Saturday, February 16, 2013

Through The Ages - Cards - Aristotle

This is a series of blogs written about each card in Through The Ages.  To find more, simply click on "Cards" label.
Aristotle was a Greek Philosopher who lived from 384 to 322 BC.  His area of expertise expanded many different areas, from the physical sciences and logic to art and theology.  It is hard to determine his primary influence, as he influenced nearly all areas of study.  Some of his biological studies were not confirmed until the 19th century.

Born in 384 BC to the court physician in Stageira, Thrace, he eventually traveled to Athens to study at Plato's Academy.  For 20 years he stayed at the Academy, eventually becoming a teacher.  After the death of Plato, Aristotle left Athens, becoming the court philosopher for Assos, Asia Minor.  There he married the king's daughter Pythias and they eventually had a daughter (also named Pythias).  Five years later the King was killed in battle and Aristotle was summoned by the king of Macedon, Philip II to tutor his children.  Philip II would be the king that built the Macedonian Army, and his son became Alexander the Great.
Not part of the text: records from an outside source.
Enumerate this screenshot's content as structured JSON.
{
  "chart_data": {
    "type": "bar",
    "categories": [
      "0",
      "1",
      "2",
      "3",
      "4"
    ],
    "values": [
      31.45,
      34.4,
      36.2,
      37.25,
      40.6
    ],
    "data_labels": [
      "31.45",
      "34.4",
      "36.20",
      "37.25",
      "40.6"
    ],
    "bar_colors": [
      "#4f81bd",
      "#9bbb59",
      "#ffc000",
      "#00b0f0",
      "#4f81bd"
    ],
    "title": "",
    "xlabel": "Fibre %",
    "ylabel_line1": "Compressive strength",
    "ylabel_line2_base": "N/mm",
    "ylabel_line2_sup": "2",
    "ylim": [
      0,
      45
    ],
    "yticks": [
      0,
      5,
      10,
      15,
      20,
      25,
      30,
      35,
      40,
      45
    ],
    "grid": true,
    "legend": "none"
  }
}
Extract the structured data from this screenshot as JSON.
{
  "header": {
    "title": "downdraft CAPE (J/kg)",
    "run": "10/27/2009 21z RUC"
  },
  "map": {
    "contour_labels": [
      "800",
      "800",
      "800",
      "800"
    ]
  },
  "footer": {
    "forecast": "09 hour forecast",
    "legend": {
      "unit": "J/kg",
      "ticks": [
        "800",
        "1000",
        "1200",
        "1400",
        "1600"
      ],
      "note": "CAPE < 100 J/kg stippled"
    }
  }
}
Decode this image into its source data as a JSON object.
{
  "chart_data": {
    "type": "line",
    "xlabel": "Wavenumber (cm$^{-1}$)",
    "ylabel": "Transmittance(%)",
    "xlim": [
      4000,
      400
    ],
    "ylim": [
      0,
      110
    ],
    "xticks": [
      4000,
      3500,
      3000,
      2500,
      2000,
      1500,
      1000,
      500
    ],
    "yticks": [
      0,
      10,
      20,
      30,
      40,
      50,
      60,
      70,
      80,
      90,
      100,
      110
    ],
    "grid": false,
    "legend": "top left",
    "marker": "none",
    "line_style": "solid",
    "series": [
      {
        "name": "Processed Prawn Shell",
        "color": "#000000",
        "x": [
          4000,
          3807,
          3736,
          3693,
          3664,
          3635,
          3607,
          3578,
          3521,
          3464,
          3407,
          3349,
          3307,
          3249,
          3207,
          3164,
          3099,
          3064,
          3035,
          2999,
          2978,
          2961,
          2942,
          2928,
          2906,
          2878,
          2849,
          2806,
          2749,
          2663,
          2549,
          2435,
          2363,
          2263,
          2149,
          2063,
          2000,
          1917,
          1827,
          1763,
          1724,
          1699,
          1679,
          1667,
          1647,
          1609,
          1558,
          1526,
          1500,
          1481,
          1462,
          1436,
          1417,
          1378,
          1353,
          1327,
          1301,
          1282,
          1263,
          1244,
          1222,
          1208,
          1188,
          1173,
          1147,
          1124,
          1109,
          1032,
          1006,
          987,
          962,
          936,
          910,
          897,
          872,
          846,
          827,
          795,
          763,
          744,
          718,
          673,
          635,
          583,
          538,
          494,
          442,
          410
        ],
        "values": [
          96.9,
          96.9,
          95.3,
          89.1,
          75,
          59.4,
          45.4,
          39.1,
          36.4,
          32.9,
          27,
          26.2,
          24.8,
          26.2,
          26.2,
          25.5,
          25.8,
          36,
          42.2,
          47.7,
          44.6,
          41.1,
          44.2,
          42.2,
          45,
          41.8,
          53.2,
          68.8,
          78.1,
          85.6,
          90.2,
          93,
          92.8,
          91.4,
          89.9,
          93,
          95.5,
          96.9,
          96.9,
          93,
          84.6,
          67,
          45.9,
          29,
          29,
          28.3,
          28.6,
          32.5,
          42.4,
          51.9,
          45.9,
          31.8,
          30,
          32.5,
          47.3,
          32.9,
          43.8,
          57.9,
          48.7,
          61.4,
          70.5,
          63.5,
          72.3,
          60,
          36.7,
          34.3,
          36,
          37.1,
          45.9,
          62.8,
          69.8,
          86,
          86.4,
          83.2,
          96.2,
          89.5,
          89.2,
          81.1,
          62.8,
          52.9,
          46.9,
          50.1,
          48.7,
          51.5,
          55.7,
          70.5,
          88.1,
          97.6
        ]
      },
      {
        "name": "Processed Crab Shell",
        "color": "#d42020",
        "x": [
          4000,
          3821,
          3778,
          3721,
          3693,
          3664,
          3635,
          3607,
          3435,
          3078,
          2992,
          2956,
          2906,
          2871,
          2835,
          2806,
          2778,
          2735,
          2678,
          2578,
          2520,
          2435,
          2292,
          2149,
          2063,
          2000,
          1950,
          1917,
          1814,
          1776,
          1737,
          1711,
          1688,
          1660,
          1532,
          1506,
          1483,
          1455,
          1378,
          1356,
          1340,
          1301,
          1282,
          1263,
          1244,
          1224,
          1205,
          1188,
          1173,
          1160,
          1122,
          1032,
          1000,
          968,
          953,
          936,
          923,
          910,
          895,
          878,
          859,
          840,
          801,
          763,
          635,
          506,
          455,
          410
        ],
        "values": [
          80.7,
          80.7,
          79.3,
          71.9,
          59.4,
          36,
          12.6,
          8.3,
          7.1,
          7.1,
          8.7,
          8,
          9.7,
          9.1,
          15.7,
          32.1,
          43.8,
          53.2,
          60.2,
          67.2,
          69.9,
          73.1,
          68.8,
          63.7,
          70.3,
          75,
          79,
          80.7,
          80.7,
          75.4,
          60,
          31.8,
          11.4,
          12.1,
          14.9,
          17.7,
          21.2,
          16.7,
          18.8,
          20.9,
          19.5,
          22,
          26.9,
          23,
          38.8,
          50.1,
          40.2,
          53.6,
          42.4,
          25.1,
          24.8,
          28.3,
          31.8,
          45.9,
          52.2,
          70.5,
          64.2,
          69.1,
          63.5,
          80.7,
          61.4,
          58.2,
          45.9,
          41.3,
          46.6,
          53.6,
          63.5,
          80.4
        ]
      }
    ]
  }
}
After 10 years, Alexander rose to the throne, and Aristotle took his leave.  He returned to Athens and founded his own school, the Lyceum.  The Lyceum was a school where Aristotle instructed the next generation of philosophers, though Lyceum would fade away in the shadow of the Academy.  Aristotle died in 322 BC.

It is believed Aristotle wrote over 150 treatise on various topics.  Only about a third or so made it to our age.  His primary belief was the world could be understood through physical examination of the world.  His teachings were praised by Muslim, Jewish, and Christian scholars.  Unfortunately, religious dogma being what it is, any new idea which contradicted Aristotle became heresy.  Although Aristotle greatly advanced human progress, particularly in the West, this religious dogma would slow down the advancement of new ideas of others.

Game Stats

Aristotle is one of the most popular leaders.  His ability to jump start the science economy can be a great bonus as it sets the player up for later in the game.

Personally, I prefer Aristotle over Julius Caesar.  Caesar improves the likelihood of drawing a military card, but does not guarantee the card draw.  Aristotle permits the player to learn key technologies, providing flexibility to the player's available actions.  With Aristotle a player is less likely to suffer from Science Lock, and can implement technologies which provide the same benefit as Caesar, but for the remainder of the game.